Slashdot Mirror

← Back to Stories (view on slashdot.org)

Microsoft To Issue Emergency Fix For Windows .LNK Flaw

Posted by Soulskill on from the tee-plus-two-weeks dept.

Trailrunner7 writes "Microsoft will issue an out-of-band patch on Monday for a critical vulnerability in all of the current versions of Windows. The company didn't identify which flaw it will be patching, but the description of the vulnerability is a close match to the LNK flaw that attackers have been exploiting for several weeks now, most notably with the Stuxnet malware. The advance notification from Microsoft on Friday said that the company is patching a critical vulnerability that is being actively exploited in the wild and affects all supported Windows platforms. The LNK flaw in the Windows shell was first identified earlier this month when researchers discovered the Stuxnet worm spreading from infected USB drives to PCs. Stuxnet has turned out to be a rather interesting piece of malware as it not only uses the LNK zero day vulnerability to spread, but it had components that were signed using a legitimate digital certificate belonging to Realtek, a Taiwanese hardware manufacturer."

4 of 112 comments (clear)

  1. Windows 2000 users by trifish · · Score: 5, Informative

    A friendly warning to all Windows 2000 users out there, your OSs will remain vulnerable (unless you have a private agreement with MS).

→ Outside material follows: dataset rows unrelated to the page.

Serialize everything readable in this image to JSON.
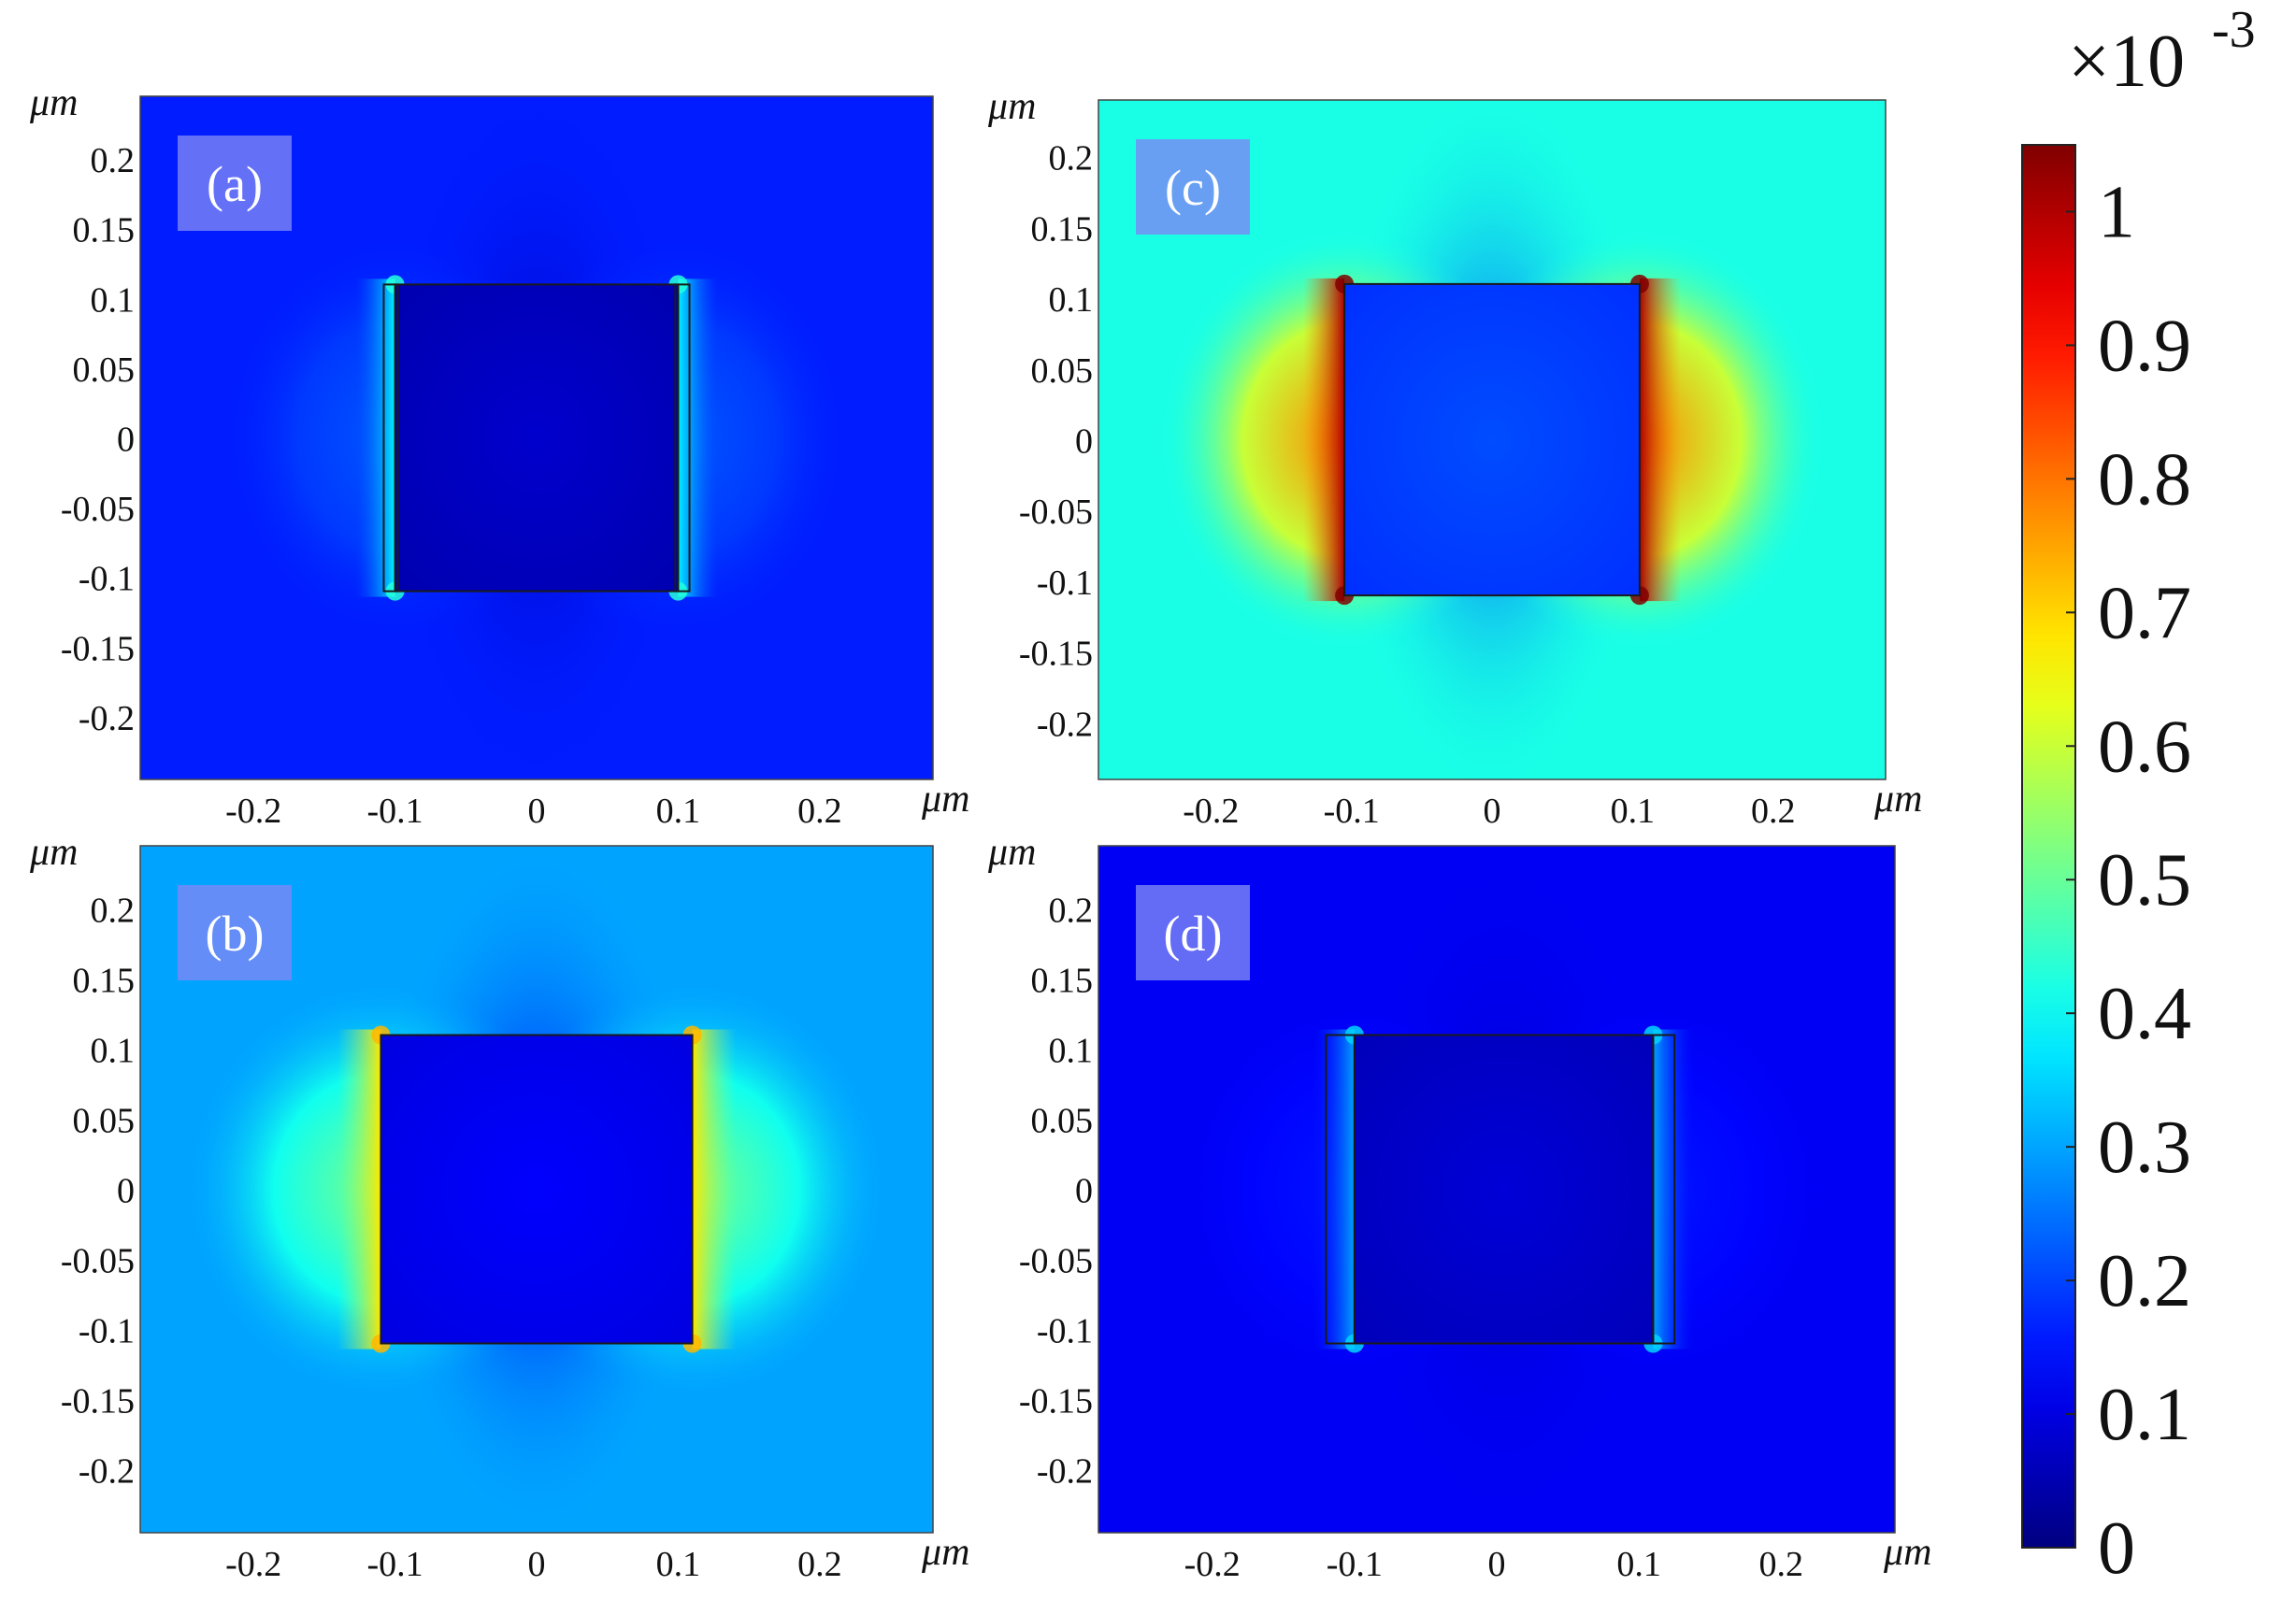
{
  "figure": {
    "colorbar": {
      "multiplier": "×10",
      "exponent": "-3",
      "ticks": [
        "0",
        "0.1",
        "0.2",
        "0.3",
        "0.4",
        "0.5",
        "0.6",
        "0.7",
        "0.8",
        "0.9",
        "1"
      ],
      "min": 0,
      "max": 1.05,
      "colormap": "jet"
    }
  },
  "chart_data": [
    {
      "type": "heatmap",
      "panel_label": "(a)",
      "xlabel": "μm",
      "ylabel": "μm",
      "xlim": [
        -0.28,
        0.28
      ],
      "ylim": [
        -0.245,
        0.245
      ],
      "xticks": [
        -0.2,
        -0.1,
        0,
        0.1,
        0.2
      ],
      "xtick_labels": [
        "-0.2",
        "-0.1",
        "0",
        "0.1",
        "0.2"
      ],
      "yticks": [
        0.2,
        0.15,
        0.1,
        0.05,
        0,
        -0.05,
        -0.1,
        -0.15,
        -0.2
      ],
      "ytick_labels": [
        "0.2",
        "0.15",
        "0.1",
        "0.05",
        "0",
        "-0.05",
        "-0.1",
        "-0.15",
        "-0.2"
      ],
      "square": [
        -0.1,
        0.1,
        -0.11,
        0.11
      ],
      "side_strips": [
        [
          -0.108,
          -0.098
        ],
        [
          0.098,
          0.108
        ]
      ],
      "background_value": 0.16,
      "inside_value": 0.05,
      "edge_peak_value": 0.38,
      "lobe_value": 0.22
    },
    {
      "type": "heatmap",
      "panel_label": "(b)",
      "xlabel": "μm",
      "ylabel": "μm",
      "xlim": [
        -0.28,
        0.28
      ],
      "ylim": [
        -0.245,
        0.245
      ],
      "xticks": [
        -0.2,
        -0.1,
        0,
        0.1,
        0.2
      ],
      "xtick_labels": [
        "-0.2",
        "-0.1",
        "0",
        "0.1",
        "0.2"
      ],
      "yticks": [
        0.2,
        0.15,
        0.1,
        0.05,
        0,
        -0.05,
        -0.1,
        -0.15,
        -0.2
      ],
      "ytick_labels": [
        "0.2",
        "0.15",
        "0.1",
        "0.05",
        "0",
        "-0.05",
        "-0.1",
        "-0.15",
        "-0.2"
      ],
      "square": [
        -0.11,
        0.11,
        -0.11,
        0.11
      ],
      "background_value": 0.3,
      "inside_value": 0.1,
      "edge_peak_value": 0.68,
      "lobe_value": 0.52
    },
    {
      "type": "heatmap",
      "panel_label": "(c)",
      "xlabel": "μm",
      "ylabel": "μm",
      "xlim": [
        -0.28,
        0.28
      ],
      "ylim": [
        -0.24,
        0.24
      ],
      "xticks": [
        -0.2,
        -0.1,
        0,
        0.1,
        0.2
      ],
      "xtick_labels": [
        "-0.2",
        "-0.1",
        "0",
        "0.1",
        "0.2"
      ],
      "yticks": [
        0.2,
        0.15,
        0.1,
        0.05,
        0,
        -0.05,
        -0.1,
        -0.15,
        -0.2
      ],
      "ytick_labels": [
        "0.2",
        "0.15",
        "0.1",
        "0.05",
        "0",
        "-0.05",
        "-0.1",
        "-0.15",
        "-0.2"
      ],
      "square": [
        -0.105,
        0.105,
        -0.11,
        0.11
      ],
      "background_value": 0.42,
      "inside_value": 0.18,
      "edge_peak_value": 1.0,
      "lobe_value": 0.78
    },
    {
      "type": "heatmap",
      "panel_label": "(d)",
      "xlabel": "μm",
      "ylabel": "μm",
      "xlim": [
        -0.28,
        0.28
      ],
      "ylim": [
        -0.245,
        0.245
      ],
      "xticks": [
        -0.2,
        -0.1,
        0,
        0.1,
        0.2
      ],
      "xtick_labels": [
        "-0.2",
        "-0.1",
        "0",
        "0.1",
        "0.2"
      ],
      "yticks": [
        0.2,
        0.15,
        0.1,
        0.05,
        0,
        -0.05,
        -0.1,
        -0.15,
        -0.2
      ],
      "ytick_labels": [
        "0.2",
        "0.15",
        "0.1",
        "0.05",
        "0",
        "-0.05",
        "-0.1",
        "-0.15",
        "-0.2"
      ],
      "square": [
        -0.1,
        0.11,
        -0.11,
        0.11
      ],
      "side_strips": [
        [
          -0.12,
          -0.1
        ],
        [
          0.11,
          0.125
        ]
      ],
      "background_value": 0.12,
      "inside_value": 0.06,
      "edge_peak_value": 0.3,
      "lobe_value": 0.15
    }
  ]
}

    Support for you ended two weeks ago.
    http://support.microsoft.com/lifecycle/?LN=en-us&x=17&y=3&p1=3071

  2. Re:what is this .lnk flaw anyway? by noesckey · · Score: 5, Informative

    Stuxnet functions even if autorun is disabled: http://www.sophos.com/pressoffice/news/articles/2010/07/stuxnet.html

  3. Re:getting things done by basscomm · · Score: 2, Informative

    Except for the fact that I've never had a Windows box that got compromised or infected with any kind of virus, trojan or malware. Most "vulnerabilities" in Windows are user initiated. Practice a little common sense (ie. don't run things that come from questionable or unknown sources) and you are unlikely to ever see a problem.

    Baloney. Let me guess, you don't have any antivirus installed either, because you don't need it? Either you haven't been using Windows for very long or your only Windows box is turned off in the corner. Back in the 90s I got a disk from my school that was infected with Stoned, and a few years later bought a CD-ROM game that came with Michelangelo on the disc itself. Even more recently, hardware from (more or less) reputable sources come preloaded with malware. Heck, part of my job is removing malware from PCs on a near-daily basis, and even though I know better, my USB key got hit by the Autorun worm last Summer. So yeah, common sense and safe browsing habits are wonderful things, but they're not a panacea. There are so many attacks coming from so many vectors, that if you use a Windows box you will get some kind of infection eventually.

    --
    http://crummysocks.com
  4. Re:"have been exploiting for several weeks now..." by Shados · · Score: 2, Informative

    because for various reasons (some that are even good), Microsoft only normally release patches once a month. When they can't wait, they call it an emergency fix. Simple enough?